Pandas version checks

  • [X] I have checked that this issue has not already been reported.

  • [X] I have confirmed this bug exists on the latest version of pandas.

  • [X] I have confirmed this bug exists on the main branch of pandas.

Reproducible Example

import pandas as pd

index1 = pd.period_range('2022-01-01', periods=5, freq='M')
index2 = pd.Index(['2022-02', '2022-03'])
result = index1.difference(index2)
print(result)

Issue Description

The example creates index1 with 5 months, and index2 with two months. The difference should be an index with three months. However, I'm getting the following:

PeriodIndex(['2022-01', '2022-02', '2022-03', '2022-04', '2022-05'], dtype='period[M]')
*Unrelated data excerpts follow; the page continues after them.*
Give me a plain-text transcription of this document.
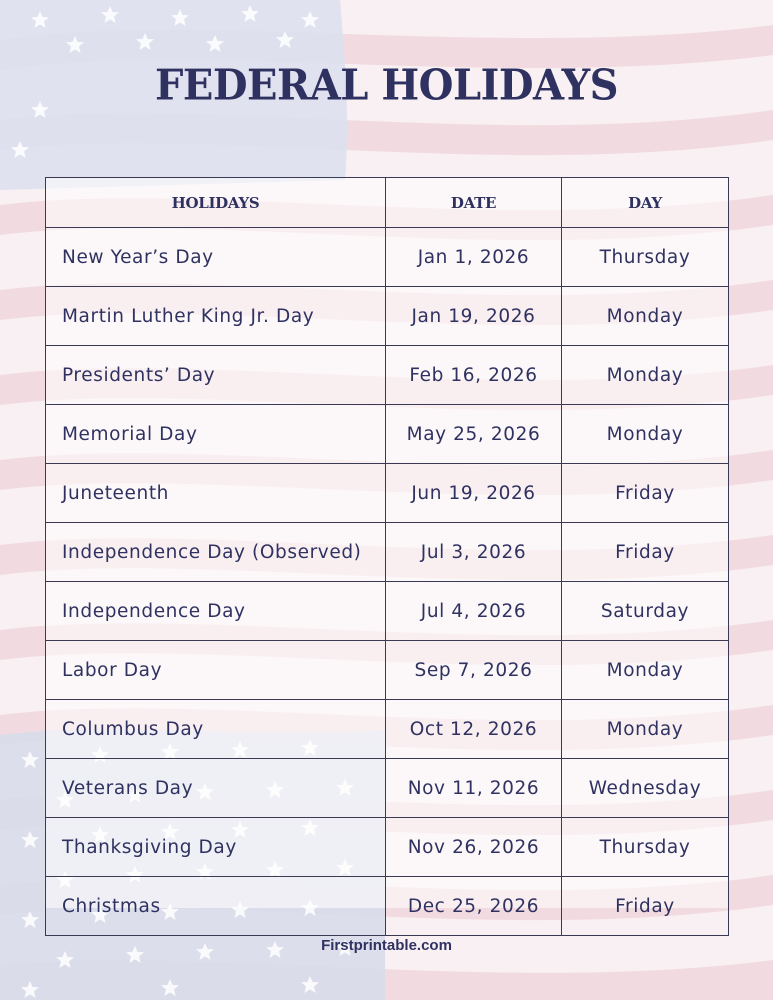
FEDERAL HOLIDAYS
HOLIDAYS	DATE	DAY
New Year’s Day	Jan 1, 2026	Thursday
Martin Luther King Jr. Day	Jan 19, 2026	Monday
Presidents’ Day	Feb 16, 2026	Monday
Memorial Day	May 25, 2026	Monday
Juneteenth	Jun 19, 2026	Friday
Independence Day (Observed)	Jul 3, 2026	Friday
Independence Day	Jul 4, 2026	Saturday
Labor Day	Sep 7, 2026	Monday
Columbus Day	Oct 12, 2026	Monday
Veterans Day	Nov 11, 2026	Wednesday
Thanksgiving Day	Nov 26, 2026	Thursday
Christmas	Dec 25, 2026	Friday
Firstprintable.com
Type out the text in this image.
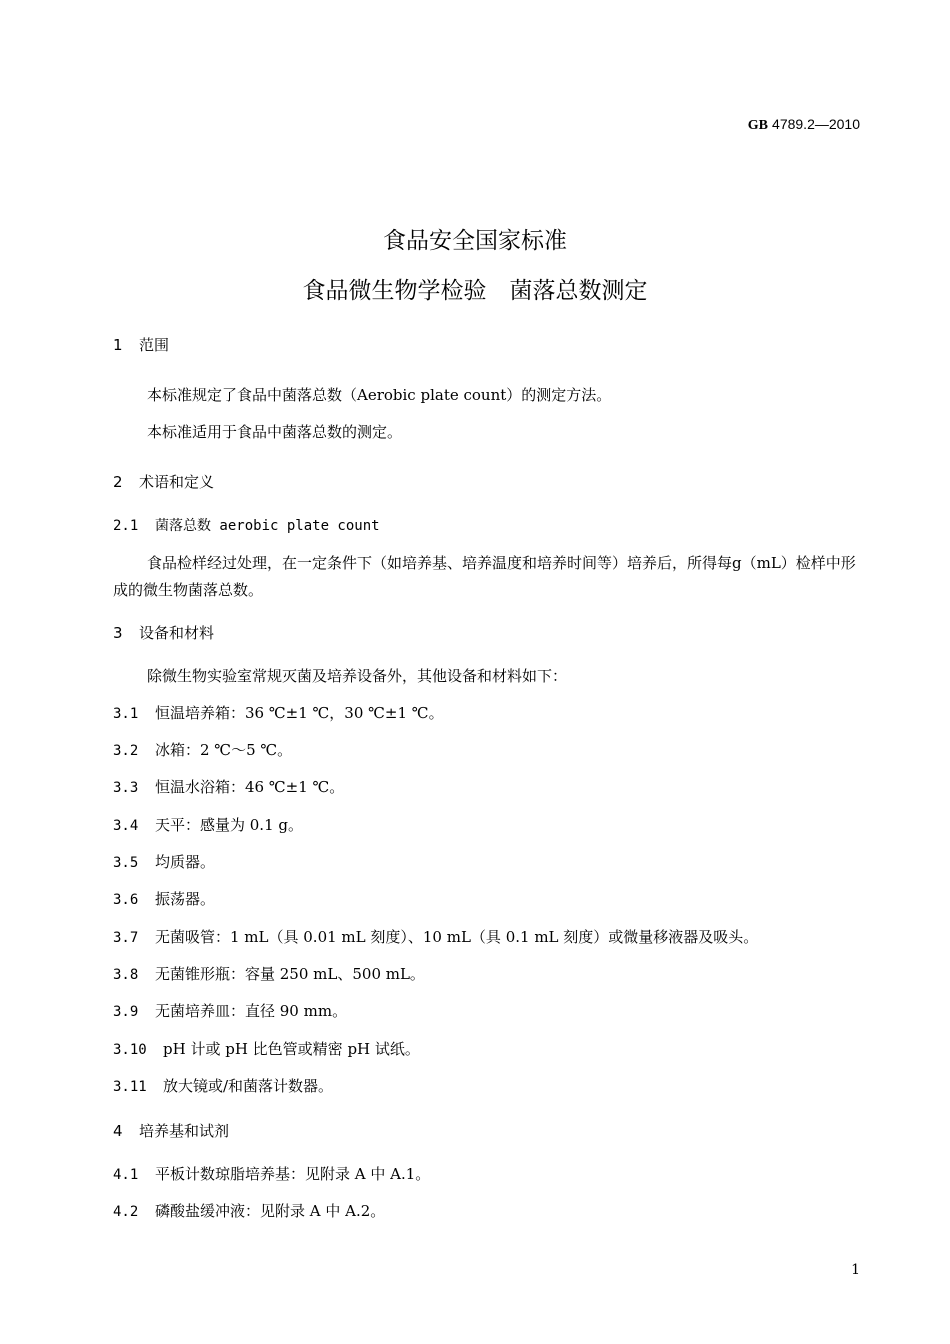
GB 4789.2—2010
食品安全国家标准
食品微生物学检验　菌落总数测定
1 范围
本标准规定了食品中菌落总数（Aerobic plate count）的测定方法。
本标准适用于食品中菌落总数的测定。
2 术语和定义
2.1 菌落总数 aerobic plate count
食品检样经过处理，在一定条件下（如培养基、培养温度和培养时间等）培养后，所得每g（mL）检样中形成的微生物菌落总数。
3 设备和材料
除微生物实验室常规灭菌及培养设备外，其他设备和材料如下：
3.1 恒温培养箱：36 ℃±1 ℃，30 ℃±1 ℃。
3.2 冰箱：2 ℃～5 ℃。
3.3 恒温水浴箱：46 ℃±1 ℃。
3.4 天平：感量为 0.1 g。
3.5 均质器。
3.6 振荡器。
3.7 无菌吸管：1 mL（具 0.01 mL 刻度）、10 mL（具 0.1 mL 刻度）或微量移液器及吸头。
3.8 无菌锥形瓶：容量 250 mL、500 mL。
3.9 无菌培养皿：直径 90 mm。
3.10 pH 计或 pH 比色管或精密 pH 试纸。
3.11 放大镜或/和菌落计数器。
4 培养基和试剂
4.1 平板计数琼脂培养基：见附录 A 中 A.1。
4.2 磷酸盐缓冲液：见附录 A 中 A.2。
1
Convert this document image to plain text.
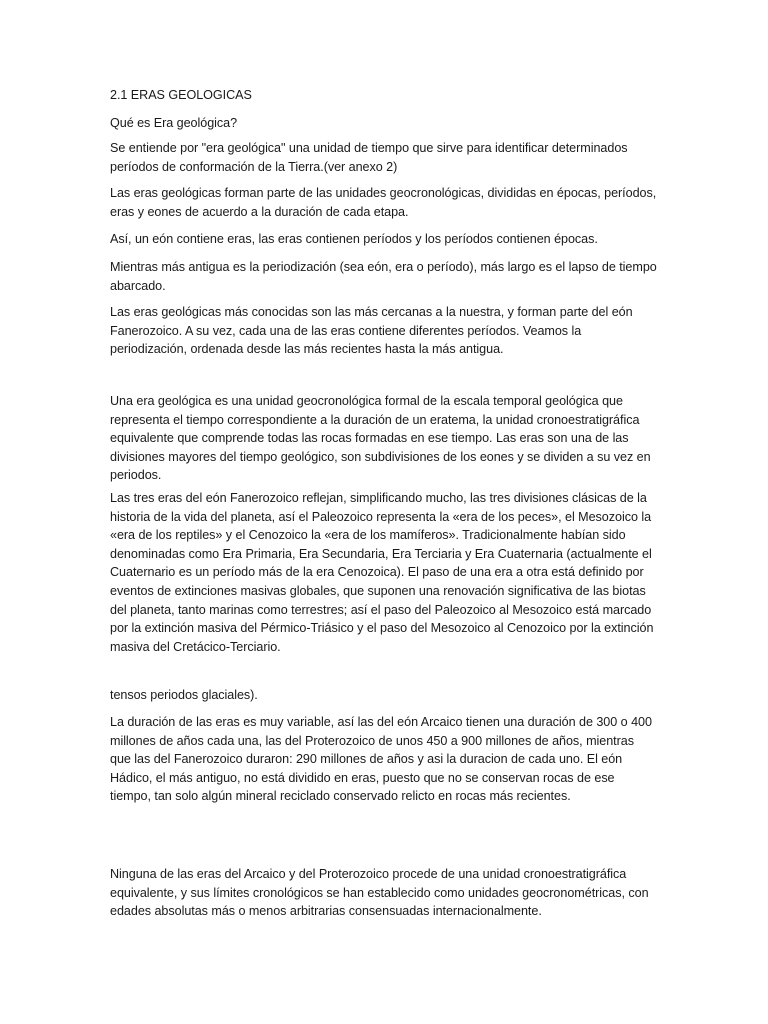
2.1 ERAS GEOLOGICAS

Qué es Era geológica?

Se entiende por "era geológica" una unidad de tiempo que sirve para identificar determinados períodos de conformación de la Tierra.(ver anexo 2)

Las eras geológicas forman parte de las unidades geocronológicas, divididas en épocas, períodos, eras y eones de acuerdo a la duración de cada etapa.

Así, un eón contiene eras, las eras contienen períodos y los períodos contienen épocas.

Mientras más antigua es la periodización (sea eón, era o período), más largo es el lapso de tiempo abarcado.

Las eras geológicas más conocidas son las más cercanas a la nuestra, y forman parte del eón Fanerozoico. A su vez, cada una de las eras contiene diferentes períodos. Veamos la periodización, ordenada desde las más recientes hasta la más antigua.

Una era geológica es una unidad geocronológica formal de la escala temporal geológica que representa el tiempo correspondiente a la duración de un eratema, la unidad cronoestratigráfica equivalente que comprende todas las rocas formadas en ese tiempo. Las eras son una de las divisiones mayores del tiempo geológico, son subdivisiones de los eones y se dividen a su vez en periodos.

Las tres eras del eón Fanerozoico reflejan, simplificando mucho, las tres divisiones clásicas de la historia de la vida del planeta, así el Paleozoico representa la «era de los peces», el Mesozoico la «era de los reptiles» y el Cenozoico la «era de los mamíferos». Tradicionalmente habían sido denominadas como Era Primaria, Era Secundaria, Era Terciaria y Era Cuaternaria (actualmente el Cuaternario es un período más de la era Cenozoica). El paso de una era a otra está definido por eventos de extinciones masivas globales, que suponen una renovación significativa de las biotas del planeta, tanto marinas como terrestres; así el paso del Paleozoico al Mesozoico está marcado por la extinción masiva del Pérmico-Triásico y el paso del Mesozoico al Cenozoico por la extinción masiva del Cretácico-Terciario.

tensos periodos glaciales).

La duración de las eras es muy variable, así las del eón Arcaico tienen una duración de 300 o 400 millones de años cada una, las del Proterozoico de unos 450 a 900 millones de años, mientras que las del Fanerozoico duraron: 290 millones de años y asi la duracion de cada uno. El eón Hádico, el más antiguo, no está dividido en eras, puesto que no se conservan rocas de ese tiempo, tan solo algún mineral reciclado conservado relicto en rocas más recientes.

Ninguna de las eras del Arcaico y del Proterozoico procede de una unidad cronoestratigráfica equivalente, y sus límites cronológicos se han establecido como unidades geocronométricas, con edades absolutas más o menos arbitrarias consensuadas internacionalmente.
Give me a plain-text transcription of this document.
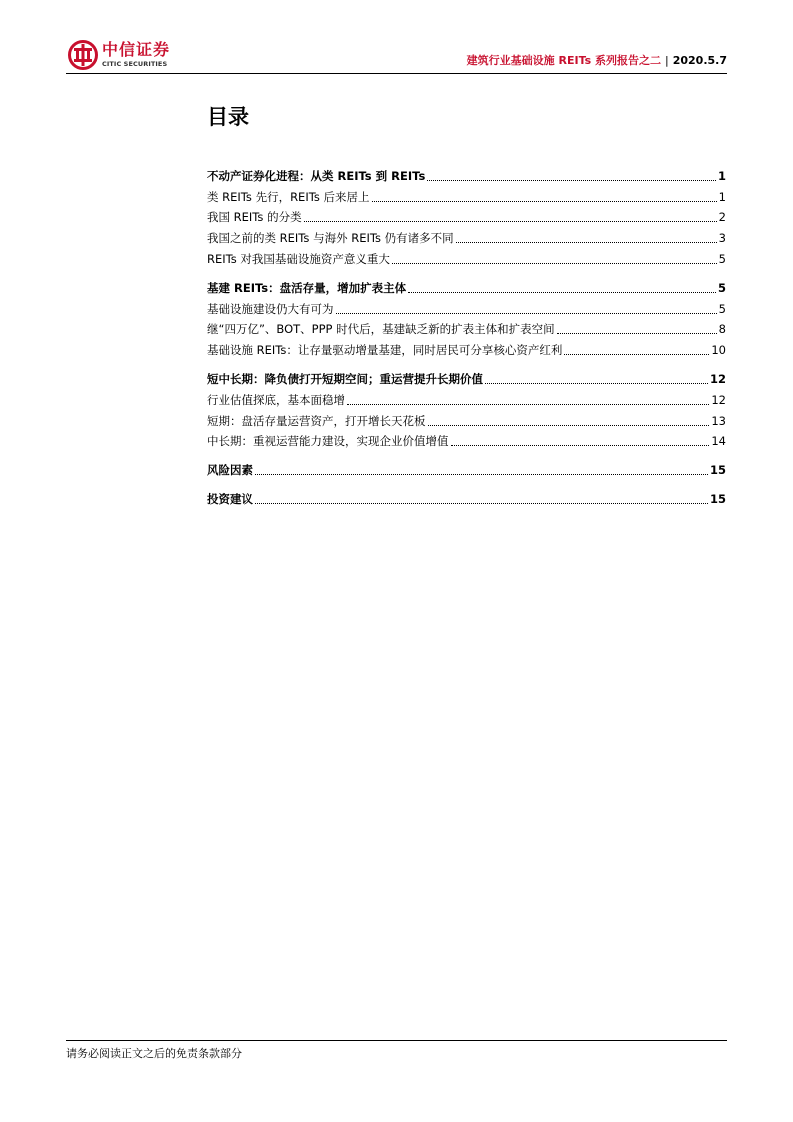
中信证券
CITIC SECURITIES	建筑行业基础设施 REITs 系列报告之二 | 2020.5.7
目录
不动产证券化进程：从类 REITs 到 REITs	1
类 REITs 先行，REITs 后来居上	1
我国 REITs 的分类	2
我国之前的类 REITs 与海外 REITs 仍有诸多不同	3
REITs 对我国基础设施资产意义重大	5
基建 REITs：盘活存量，增加扩表主体	5
基础设施建设仍大有可为	5
继“四万亿”、BOT、PPP 时代后，基建缺乏新的扩表主体和扩表空间	8
基础设施 REITs：让存量驱动增量基建，同时居民可分享核心资产红利	10
短中长期：降负债打开短期空间；重运营提升长期价值	12
行业估值探底，基本面稳增	12
短期：盘活存量运营资产，打开增长天花板	13
中长期：重视运营能力建设，实现企业价值增值	14
风险因素	15
投资建议	15
请务必阅读正文之后的免责条款部分
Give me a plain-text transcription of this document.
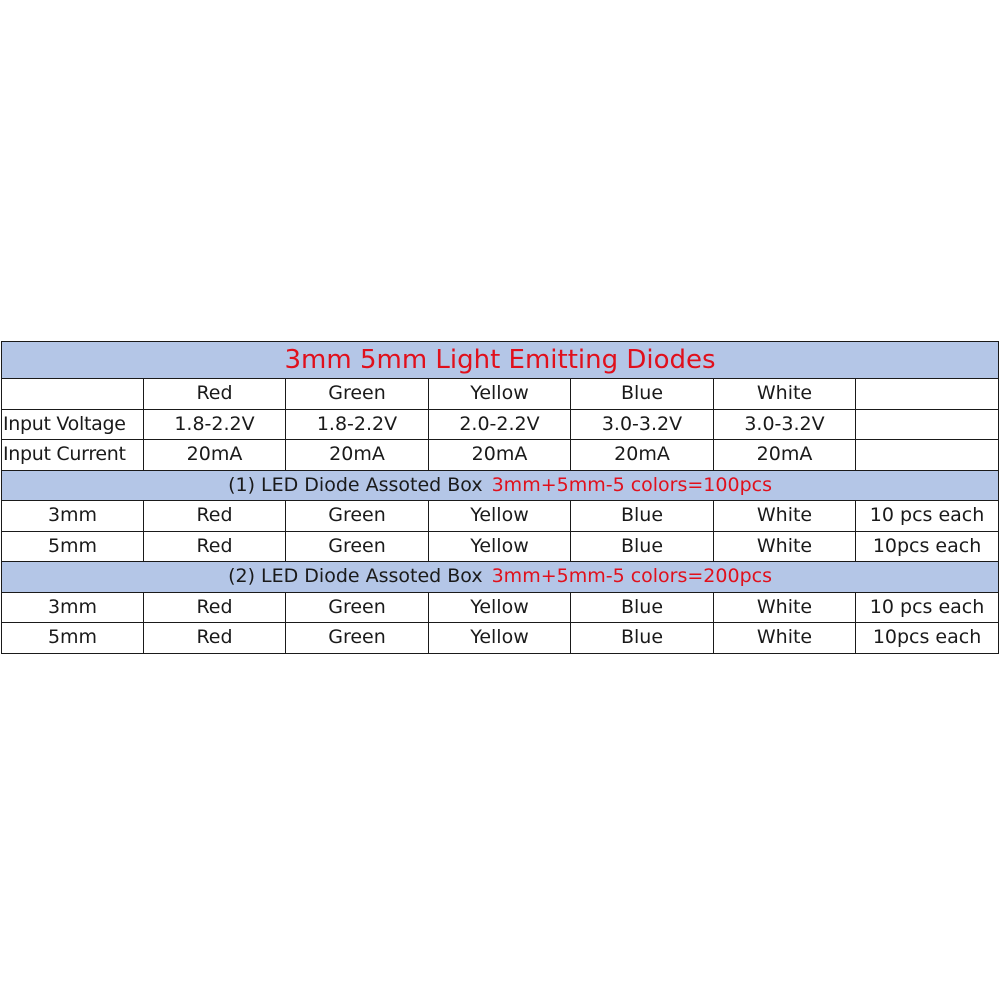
3mm 5mm Light Emitting Diodes						
	Red	Green	Yellow	Blue	White	
Input Voltage	1.8-2.2V	1.8-2.2V	2.0-2.2V	3.0-3.2V	3.0-3.2V	
Input Current	20mA	20mA	20mA	20mA	20mA	
(1) LED Diode Assoted Box 3mm+5mm-5 colors=100pcs						
3mm	Red	Green	Yellow	Blue	White	10 pcs each
5mm	Red	Green	Yellow	Blue	White	10pcs each
(2) LED Diode Assoted Box 3mm+5mm-5 colors=200pcs						
3mm	Red	Green	Yellow	Blue	White	10 pcs each
5mm	Red	Green	Yellow	Blue	White	10pcs each
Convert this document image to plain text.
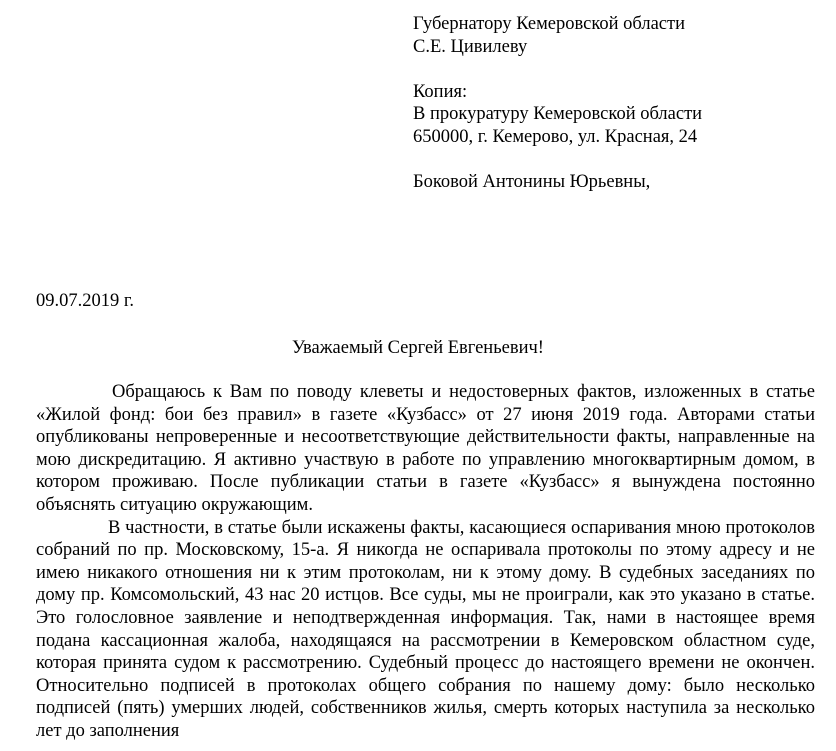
Губернатору Кемеровской области
С.Е. Цивилеву
Копия:
В прокуратуру Кемеровской области
650000, г. Кемерово, ул. Красная, 24
Боковой Антонины Юрьевны,
09.07.2019 г.
Уважаемый Сергей Евгеньевич!

Обращаюсь к Вам по поводу клеветы и недостоверных фактов, изложенных в статье «Жилой фонд: бои без правил» в газете «Кузбасс» от 27 июня 2019 года. Авторами статьи опубликованы непроверенные и несоответствующие действительности факты, направленные на мою дискредитацию. Я активно участвую в работе по управлению многоквартирным домом, в котором проживаю. После публикации статьи в газете «Кузбасс» я вынуждена постоянно объяснять ситуацию окружающим.

В частности, в статье были искажены факты, касающиеся оспаривания мною протоколов собраний по пр. Московскому, 15-а. Я никогда не оспаривала протоколы по этому адресу и не имею никакого отношения ни к этим протоколам, ни к этому дому. В судебных заседаниях по дому пр. Комсомольский, 43 нас 20 истцов. Все суды, мы не проиграли, как это указано в статье. Это голословное заявление и неподтвержденная информация. Так, нами в настоящее время подана кассационная жалоба, находящаяся на рассмотрении в Кемеровском областном суде, которая принята судом к рассмотрению. Судебный процесс до настоящего времени не окончен. Относительно подписей в протоколах общего собрания по нашему дому: было несколько подписей (пять) умерших людей, собственников жилья, смерть которых наступила за несколько лет до заполнения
Looks like this issue was introduced by https://github.com/pandas-dev/pandas/pull/55108.

Expected Behavior

The example should print the following:

Index(['2022-02', '2022-03'], dtype='object')

Pandas 2.1.4 gives the expected behavior.

Installed Versions

INSTALLED VERSIONS ------------------ commit : 6dbeeb4009bbfac5ea1ae2111346f5e9f05b81f4 python : 3.10.8.final.0 python-bits : 64 OS : Linux OS-release : 6.5.0-35-generic Version : #35-Ubuntu SMP PREEMPT_DYNAMIC Fri Apr 26 11:23:57 UTC 2024 machine : x86_64 processor : byteorder : little LC_ALL : None LANG : C.UTF-8 LOCALE : en_US.UTF-8 pandas : 2.2.0rc0+28.g6dbeeb4009 numpy : 1.26.4 pytz : 2024.1 dateutil : 2.9.0.post0 setuptools : 63.2.0 pip : 24.0 Cython : 3.0.10 pytest : 8.2.0 hypothesis : 6.100.2 sphinx : 7.3.7 blosc : None feather : None xlsxwriter : 3.2.0 lxml.etree : 5.2.1 html5lib : 1.1 pymysql : 1.4.6 psycopg2 : 2.9.9 jinja2 : 3.1.3 IPython : 8.24.0 pandas_datareader : None adbc-driver-postgresql: None adbc-driver-sqlite : None bs4 : 4.12.3 bottleneck : 1.3.8 fastparquet : 2024.2.0 fsspec : 2024.3.1 gcsfs : 2024.3.1 matplotlib : 3.8.4 numba : 0.59.1 numexpr : 2.10.0 odfpy : None openpyxl : 3.1.2 pyarrow : 16.0.0 pyreadstat : 1.2.7 python-calamine : None pyxlsb : 1.0.10 s3fs : 2024.3.1 scipy : 1.13.0 sqlalchemy : 2.0.29 tables : 3.9.2 tabulate : 0.9.0 xarray : 2024.3.0 xlrd : 2.0.1 zstandard : 0.22.0 tzdata : 2024.1 qtpy : None pyqt5 : None

Comment From: Aloqeely

Thanks for the report! On 2.2, index1.difference(index2) does produce incorrect results but index2.difference(index1) works correctly, on 2.1.4 and before it is the opposite (i.e. index2.difference(index1) produces wrong result)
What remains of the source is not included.